In short, while the audience thought those on stage would never do such foolish things if the hypnotist was not in control of their minds, those who were hypnotised thought that by acting the fool they appeared more intelligent.
CHILDREN can be great hypnotic subjects, but with a child on stage there would be a danger that in the middle of everything, he or she might just get up and walk off, and the illusion of the hypnotist in control of the subject’s mind would be destroyed. Others might then do the same thing.
It would be like Hans Christian Andersen’s famous 1837 tale of the emperor with the magic suit of clothes.
In that legend two conmen persuaded an emperor they could make him the finest suit ever with a wonderful way of becoming invisible to anyone who was unfit for his office, or who was unusually stupid. The emperor thought he could use those clothes to identify those unfit for their positions. Fearing they would be considered stupid, the emperor and his aides pretended to see magnificent clothes until a child in the crowd just blurted out that the emperor was naked. That was what everybody else saw, but they were afraid to admit it for fear of looking foolish.

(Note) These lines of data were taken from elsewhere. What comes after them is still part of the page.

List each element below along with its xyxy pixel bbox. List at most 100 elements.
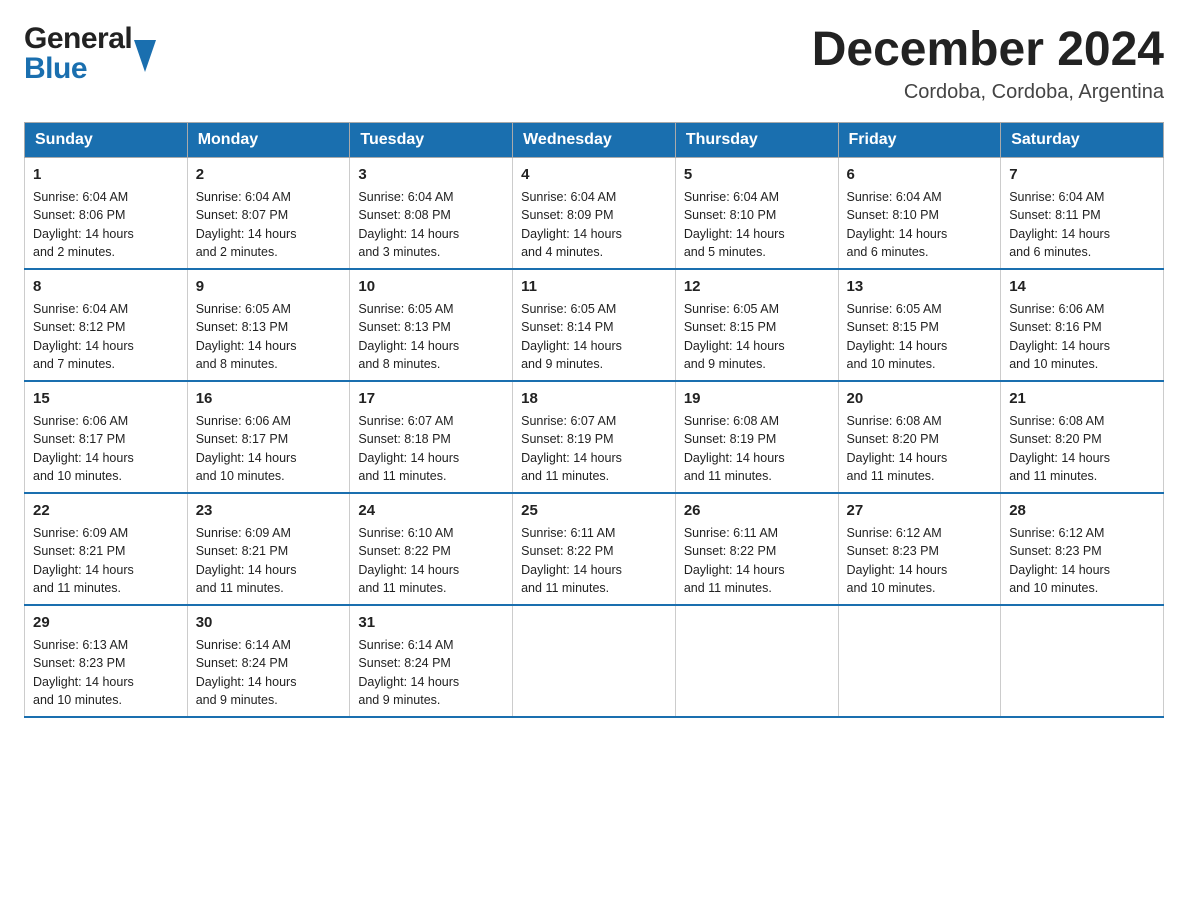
title-block: December 2024 Cordoba, Cordoba, Argentin… [812, 24, 1164, 104]
day-info: Sunrise: 6:04 AMSunset: 8:10 PMDaylight:… [847, 190, 948, 260]
logo-triangle-icon [134, 40, 156, 72]
table-row: 15 Sunrise: 6:06 AMSunset: 8:17 PMDaylig… [25, 381, 188, 493]
calendar-week-row: 22 Sunrise: 6:09 AMSunset: 8:21 PMDaylig… [25, 493, 1164, 605]
calendar-table: Sunday Monday Tuesday Wednesday Thursday… [24, 122, 1164, 718]
logo-general-text: General [24, 24, 132, 54]
calendar-week-row: 29 Sunrise: 6:13 AMSunset: 8:23 PMDaylig… [25, 605, 1164, 717]
day-number: 19 [684, 388, 830, 409]
day-number: 17 [358, 388, 504, 409]
day-info: Sunrise: 6:11 AMSunset: 8:22 PMDaylight:… [684, 526, 785, 596]
day-info: Sunrise: 6:08 AMSunset: 8:20 PMDaylight:… [847, 414, 948, 484]
day-number: 9 [196, 276, 342, 297]
day-number: 18 [521, 388, 667, 409]
day-number: 28 [1009, 500, 1155, 521]
table-row: 31 Sunrise: 6:14 AMSunset: 8:24 PMDaylig… [350, 605, 513, 717]
table-row: 7 Sunrise: 6:04 AMSunset: 8:11 PMDayligh… [1001, 157, 1164, 269]
day-number: 15 [33, 388, 179, 409]
table-row: 22 Sunrise: 6:09 AMSunset: 8:21 PMDaylig… [25, 493, 188, 605]
day-number: 27 [847, 500, 993, 521]
table-row: 5 Sunrise: 6:04 AMSunset: 8:10 PMDayligh… [675, 157, 838, 269]
table-row: 26 Sunrise: 6:11 AMSunset: 8:22 PMDaylig… [675, 493, 838, 605]
month-title: December 2024 [812, 24, 1164, 77]
col-sunday: Sunday [25, 122, 188, 157]
day-number: 29 [33, 612, 179, 633]
day-number: 23 [196, 500, 342, 521]
table-row: 23 Sunrise: 6:09 AMSunset: 8:21 PMDaylig… [187, 493, 350, 605]
table-row: 16 Sunrise: 6:06 AMSunset: 8:17 PMDaylig… [187, 381, 350, 493]
day-info: Sunrise: 6:06 AMSunset: 8:17 PMDaylight:… [33, 414, 134, 484]
col-thursday: Thursday [675, 122, 838, 157]
table-row: 17 Sunrise: 6:07 AMSunset: 8:18 PMDaylig… [350, 381, 513, 493]
weekday-header-row: Sunday Monday Tuesday Wednesday Thursday… [25, 122, 1164, 157]
table-row: 19 Sunrise: 6:08 AMSunset: 8:19 PMDaylig… [675, 381, 838, 493]
day-number: 21 [1009, 388, 1155, 409]
day-info: Sunrise: 6:06 AMSunset: 8:16 PMDaylight:… [1009, 302, 1110, 372]
day-info: Sunrise: 6:12 AMSunset: 8:23 PMDaylight:… [1009, 526, 1110, 596]
day-info: Sunrise: 6:06 AMSunset: 8:17 PMDaylight:… [196, 414, 297, 484]
day-info: Sunrise: 6:07 AMSunset: 8:19 PMDaylight:… [521, 414, 622, 484]
day-number: 22 [33, 500, 179, 521]
col-tuesday: Tuesday [350, 122, 513, 157]
col-wednesday: Wednesday [513, 122, 676, 157]
day-number: 11 [521, 276, 667, 297]
table-row: 6 Sunrise: 6:04 AMSunset: 8:10 PMDayligh… [838, 157, 1001, 269]
day-info: Sunrise: 6:04 AMSunset: 8:09 PMDaylight:… [521, 190, 622, 260]
calendar-week-row: 8 Sunrise: 6:04 AMSunset: 8:12 PMDayligh… [25, 269, 1164, 381]
day-number: 2 [196, 164, 342, 185]
day-info: Sunrise: 6:05 AMSunset: 8:15 PMDaylight:… [684, 302, 785, 372]
table-row: 29 Sunrise: 6:13 AMSunset: 8:23 PMDaylig… [25, 605, 188, 717]
location: Cordoba, Cordoba, Argentina [812, 81, 1164, 104]
day-number: 8 [33, 276, 179, 297]
page-header: General Blue December 2024 Cordoba, Cord… [24, 24, 1164, 104]
table-row: 24 Sunrise: 6:10 AMSunset: 8:22 PMDaylig… [350, 493, 513, 605]
table-row: 30 Sunrise: 6:14 AMSunset: 8:24 PMDaylig… [187, 605, 350, 717]
calendar-week-row: 1 Sunrise: 6:04 AMSunset: 8:06 PMDayligh… [25, 157, 1164, 269]
day-info: Sunrise: 6:05 AMSunset: 8:15 PMDaylight:… [847, 302, 948, 372]
day-number: 24 [358, 500, 504, 521]
table-row: 20 Sunrise: 6:08 AMSunset: 8:20 PMDaylig… [838, 381, 1001, 493]
day-info: Sunrise: 6:14 AMSunset: 8:24 PMDaylight:… [358, 638, 459, 708]
table-row: 18 Sunrise: 6:07 AMSunset: 8:19 PMDaylig… [513, 381, 676, 493]
day-number: 13 [847, 276, 993, 297]
day-info: Sunrise: 6:04 AMSunset: 8:10 PMDaylight:… [684, 190, 785, 260]
day-info: Sunrise: 6:11 AMSunset: 8:22 PMDaylight:… [521, 526, 622, 596]
day-info: Sunrise: 6:09 AMSunset: 8:21 PMDaylight:… [196, 526, 297, 596]
day-number: 6 [847, 164, 993, 185]
day-number: 20 [847, 388, 993, 409]
day-info: Sunrise: 6:14 AMSunset: 8:24 PMDaylight:… [196, 638, 297, 708]
day-info: Sunrise: 6:04 AMSunset: 8:11 PMDaylight:… [1009, 190, 1110, 260]
table-row: 14 Sunrise: 6:06 AMSunset: 8:16 PMDaylig… [1001, 269, 1164, 381]
day-number: 31 [358, 612, 504, 633]
day-info: Sunrise: 6:08 AMSunset: 8:20 PMDaylight:… [1009, 414, 1110, 484]
day-number: 14 [1009, 276, 1155, 297]
day-info: Sunrise: 6:12 AMSunset: 8:23 PMDaylight:… [847, 526, 948, 596]
day-info: Sunrise: 6:09 AMSunset: 8:21 PMDaylight:… [33, 526, 134, 596]
table-row: 11 Sunrise: 6:05 AMSunset: 8:14 PMDaylig… [513, 269, 676, 381]
day-info: Sunrise: 6:05 AMSunset: 8:13 PMDaylight:… [196, 302, 297, 372]
table-row: 10 Sunrise: 6:05 AMSunset: 8:13 PMDaylig… [350, 269, 513, 381]
day-info: Sunrise: 6:05 AMSunset: 8:13 PMDaylight:… [358, 302, 459, 372]
day-info: Sunrise: 6:04 AMSunset: 8:12 PMDaylight:… [33, 302, 134, 372]
day-info: Sunrise: 6:04 AMSunset: 8:08 PMDaylight:… [358, 190, 459, 260]
table-row: 8 Sunrise: 6:04 AMSunset: 8:12 PMDayligh… [25, 269, 188, 381]
day-info: Sunrise: 6:10 AMSunset: 8:22 PMDaylight:… [358, 526, 459, 596]
day-info: Sunrise: 6:08 AMSunset: 8:19 PMDaylight:… [684, 414, 785, 484]
col-saturday: Saturday [1001, 122, 1164, 157]
day-info: Sunrise: 6:07 AMSunset: 8:18 PMDaylight:… [358, 414, 459, 484]
day-info: Sunrise: 6:04 AMSunset: 8:07 PMDaylight:… [196, 190, 297, 260]
calendar-week-row: 15 Sunrise: 6:06 AMSunset: 8:17 PMDaylig… [25, 381, 1164, 493]
table-row: 27 Sunrise: 6:12 AMSunset: 8:23 PMDaylig… [838, 493, 1001, 605]
day-number: 4 [521, 164, 667, 185]
day-number: 30 [196, 612, 342, 633]
col-monday: Monday [187, 122, 350, 157]
table-row: 2 Sunrise: 6:04 AMSunset: 8:07 PMDayligh… [187, 157, 350, 269]
day-info: Sunrise: 6:05 AMSunset: 8:14 PMDaylight:… [521, 302, 622, 372]
calendar-body: 1 Sunrise: 6:04 AMSunset: 8:06 PMDayligh… [25, 157, 1164, 717]
calendar-header: Sunday Monday Tuesday Wednesday Thursday… [25, 122, 1164, 157]
day-number: 16 [196, 388, 342, 409]
day-number: 10 [358, 276, 504, 297]
day-info: Sunrise: 6:04 AMSunset: 8:06 PMDaylight:… [33, 190, 134, 260]
day-number: 25 [521, 500, 667, 521]
day-number: 12 [684, 276, 830, 297]
logo-blue-text: Blue [24, 54, 132, 84]
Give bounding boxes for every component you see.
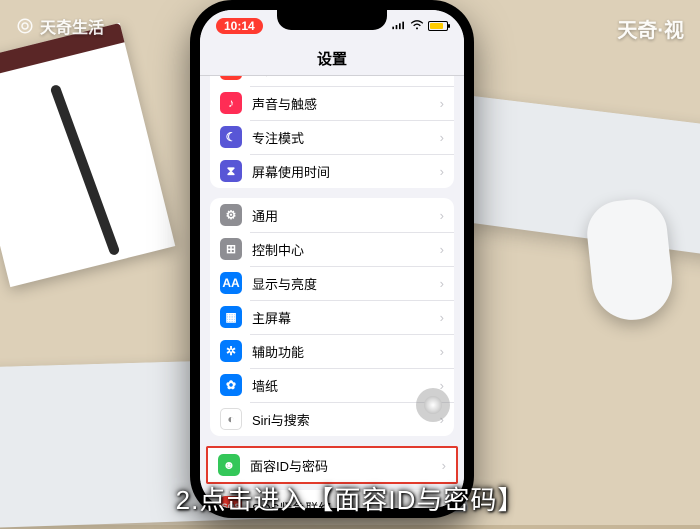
settings-row-label: 墙纸 [252,376,440,395]
settings-row-label: 控制中心 [252,240,440,259]
settings-row-icon: ✲ [220,340,242,362]
settings-row-label: 专注模式 [252,128,440,147]
highlighted-box: ☻ 面容ID与密码 › [206,446,458,484]
chevron-right-icon: › [440,96,444,111]
settings-row-icon: ✿ [220,374,242,396]
caption-text: 2.点击进入【面容ID与密码】 [176,485,525,515]
settings-row-label: 显示与亮度 [252,274,440,293]
phone-screen: 10:14 设置 ! 通知 › ♪ 声音与触感 › ☾ 专注模式 › [200,10,464,508]
settings-row[interactable]: ▦ 主屏幕 › [210,300,454,334]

This was basically the same phenomenon with the people on stage with Paul Goldin. They could have rejected his suggestions, but they were tricked into wishing to go along for fear they would otherwise look foolish. There was no child there to speak up.
People are afraid of hypnosis because of the voodoo image portrayed in movies or the apparent mind control in live shows. This has been an unfortunate distortion because hypnotherapy can be very valuable in pain management, building confidence, or achieving a desired change in a highly effective, natural and safe way.